君を見上げて」はまだ原作本を探している最中ですので演出や脚色が原作に忠実だったのか未確認なのですが、凄い好きな作品でした。山田太一は大人のファンタジーが得意ですね。「飛ぶ夢をしばらく見ない」とか。勿論ストーリー的に「えっ?」と思う所が多かったとは思います。特に章二の親兄弟の扱いなんて本当そう感じた。このドラマは4回ではストーリーの掘り下げが足りく、その部分が矛盾になったのだと思いますが、そんな部分を超越する位、剛君の存在感が良かったです。役中2人の関係もかなりまだ恋愛ごっこの域ではあるとは思いましたけどね(笑)「月下の棋士」を見ていないので全部に当てはめるのは乱暴なのですが、剛君はあの見てくれですから、今までちょっと世間に背を向けた、でも実は誰よりも熱い情熱を持っているという感じの少年の役が多かったじゃないですか。それが今回はちょっと内に籠もる(というか章二君の居住空間のオーディオ類は個人的には非常に興味ありました 笑)でも仕事は職人気質を漂わせる真面目な青年(ここポイント)で不思議な役だったと思います。結構いい店知ってますしね。ウィスキー飲んで酔いつぶれるあたりはかなり似合わなかったですが(笑)仕事を持っている普通の青年という役が新鮮で、このドラマのキャスティングの妙にはただ脱帽です。この枠は前から気になっていて前田愛ちゃんの時のも見たかったので私のツボに合うのかもです。編集や演出、映像等が丁寧に作られていてそういう点はスケジュールに余裕のあるNHKらしい出来だったと思います。タイの風景は本当綺麗でした。自分の仕事をひっくるめてですが(苦笑)本当民放のスケジュールは何とかした方がいいよ。悪循環だと思います。スタートの緻密さも大事ですが私は「終わりよければ全て良し」なのでスケジュールの破綻した状態で撮られた最終回ではそういうものが出せないと思います。

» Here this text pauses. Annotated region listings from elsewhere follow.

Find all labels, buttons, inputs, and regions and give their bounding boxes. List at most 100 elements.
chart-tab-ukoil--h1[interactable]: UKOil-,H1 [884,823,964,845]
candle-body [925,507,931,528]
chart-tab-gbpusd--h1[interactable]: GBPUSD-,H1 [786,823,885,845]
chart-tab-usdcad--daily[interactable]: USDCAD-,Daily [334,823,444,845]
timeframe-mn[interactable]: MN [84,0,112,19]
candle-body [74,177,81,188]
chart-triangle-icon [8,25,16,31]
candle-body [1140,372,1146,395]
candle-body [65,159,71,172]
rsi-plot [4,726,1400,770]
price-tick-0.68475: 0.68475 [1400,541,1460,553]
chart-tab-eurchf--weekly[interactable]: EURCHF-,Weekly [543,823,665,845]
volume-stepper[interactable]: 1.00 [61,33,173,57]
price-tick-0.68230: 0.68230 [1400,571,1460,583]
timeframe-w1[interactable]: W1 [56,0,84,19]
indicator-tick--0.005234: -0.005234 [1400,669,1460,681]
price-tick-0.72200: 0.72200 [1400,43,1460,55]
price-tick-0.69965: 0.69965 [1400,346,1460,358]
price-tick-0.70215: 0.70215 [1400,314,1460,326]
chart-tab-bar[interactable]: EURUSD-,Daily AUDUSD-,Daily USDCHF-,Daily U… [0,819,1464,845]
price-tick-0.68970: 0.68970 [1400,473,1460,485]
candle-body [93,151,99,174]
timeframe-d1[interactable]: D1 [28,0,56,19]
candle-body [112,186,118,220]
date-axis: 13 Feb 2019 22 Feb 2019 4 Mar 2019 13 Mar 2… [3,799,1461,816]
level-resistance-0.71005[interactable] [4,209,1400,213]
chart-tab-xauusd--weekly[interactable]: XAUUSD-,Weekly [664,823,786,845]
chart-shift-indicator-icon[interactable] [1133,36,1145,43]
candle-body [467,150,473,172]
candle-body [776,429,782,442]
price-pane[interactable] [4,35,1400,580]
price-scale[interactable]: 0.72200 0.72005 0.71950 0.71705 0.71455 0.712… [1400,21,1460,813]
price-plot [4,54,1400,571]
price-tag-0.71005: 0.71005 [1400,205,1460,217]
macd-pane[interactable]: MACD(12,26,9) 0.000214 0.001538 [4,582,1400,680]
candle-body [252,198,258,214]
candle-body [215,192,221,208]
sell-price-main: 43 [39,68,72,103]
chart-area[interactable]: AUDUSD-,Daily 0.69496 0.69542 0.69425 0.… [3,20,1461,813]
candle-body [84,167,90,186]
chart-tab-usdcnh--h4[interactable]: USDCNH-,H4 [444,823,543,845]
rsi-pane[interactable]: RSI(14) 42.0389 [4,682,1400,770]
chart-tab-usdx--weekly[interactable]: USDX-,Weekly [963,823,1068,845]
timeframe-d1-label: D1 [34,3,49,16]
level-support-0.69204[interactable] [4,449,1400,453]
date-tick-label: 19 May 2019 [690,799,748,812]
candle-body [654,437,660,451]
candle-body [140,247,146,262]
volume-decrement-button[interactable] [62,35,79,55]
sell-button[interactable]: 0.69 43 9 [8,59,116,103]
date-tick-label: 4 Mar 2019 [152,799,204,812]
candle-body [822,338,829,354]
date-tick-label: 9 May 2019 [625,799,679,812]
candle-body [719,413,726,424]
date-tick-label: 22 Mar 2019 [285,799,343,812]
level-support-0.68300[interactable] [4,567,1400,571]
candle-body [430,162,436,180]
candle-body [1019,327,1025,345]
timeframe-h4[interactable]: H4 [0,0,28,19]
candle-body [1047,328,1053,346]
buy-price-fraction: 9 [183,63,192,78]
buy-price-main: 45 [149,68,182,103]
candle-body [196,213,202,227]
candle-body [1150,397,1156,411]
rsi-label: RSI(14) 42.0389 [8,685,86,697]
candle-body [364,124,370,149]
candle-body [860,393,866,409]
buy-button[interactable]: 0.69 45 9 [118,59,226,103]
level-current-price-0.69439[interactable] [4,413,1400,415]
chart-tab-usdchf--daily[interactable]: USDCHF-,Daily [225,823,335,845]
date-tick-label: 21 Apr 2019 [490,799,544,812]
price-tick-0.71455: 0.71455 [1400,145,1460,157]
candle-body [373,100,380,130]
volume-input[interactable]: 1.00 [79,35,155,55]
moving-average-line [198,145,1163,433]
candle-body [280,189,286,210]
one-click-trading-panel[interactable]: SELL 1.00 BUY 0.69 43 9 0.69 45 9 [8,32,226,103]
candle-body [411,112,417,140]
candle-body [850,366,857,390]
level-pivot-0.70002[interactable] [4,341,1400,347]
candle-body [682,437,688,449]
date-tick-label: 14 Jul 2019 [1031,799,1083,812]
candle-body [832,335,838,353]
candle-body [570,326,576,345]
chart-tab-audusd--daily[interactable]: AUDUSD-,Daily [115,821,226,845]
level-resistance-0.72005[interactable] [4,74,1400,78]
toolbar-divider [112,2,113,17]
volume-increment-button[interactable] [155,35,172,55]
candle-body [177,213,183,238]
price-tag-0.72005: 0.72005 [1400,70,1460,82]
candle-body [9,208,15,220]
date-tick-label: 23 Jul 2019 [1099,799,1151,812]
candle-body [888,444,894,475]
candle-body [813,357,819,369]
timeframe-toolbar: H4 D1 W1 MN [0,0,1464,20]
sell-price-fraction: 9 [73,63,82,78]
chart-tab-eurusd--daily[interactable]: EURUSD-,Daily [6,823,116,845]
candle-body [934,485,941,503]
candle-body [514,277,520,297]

剛君に関しては好きなシーンが沢山あるのでそれ語るには剛君ファン呼び出して飲みながらという気分です(笑)のでここでは控えますが、最終回の恋人を守ろうとする為にナイフを振りかざすシーンが剛君の強い目を持つ本人の個性と上手くシンクロして非常に格好良いいい絵になっていたと思います。相手役の未希ちゃんも背は高いですが妖精的な雰囲気。背の高い女性のコンプレックスといえば吉田秋生さんの「桜の園」(心情的にはこちらの方がもちろん感情移入出来ます)でもありましたが瑛子は背は高いけど女性的ですから怖がられるかしら?と思ったりはしました。脇で気になったのは恋敵(?)役で登場の北村一輝君。彼は怪優ですね。吉本多香美ちゃん目当てで見に行った「皆月」で主人公の妻の弟役で、やさぐれもので実は「姉」とデキてたというすんごい役で出ていたのですが存在感のある人でした。それが髪をおろしてちょっと可愛く登場していて、役者さんってすごい。まだ民放に出るには濃すぎるかもですけど(笑)

本当にNHKはスケートで非常にお世話になっている上に剛君のドラマは外さないのでちょっと足を向けて寝られないなぁと、今後も真面目に受信料払おうと心に誓った次第です。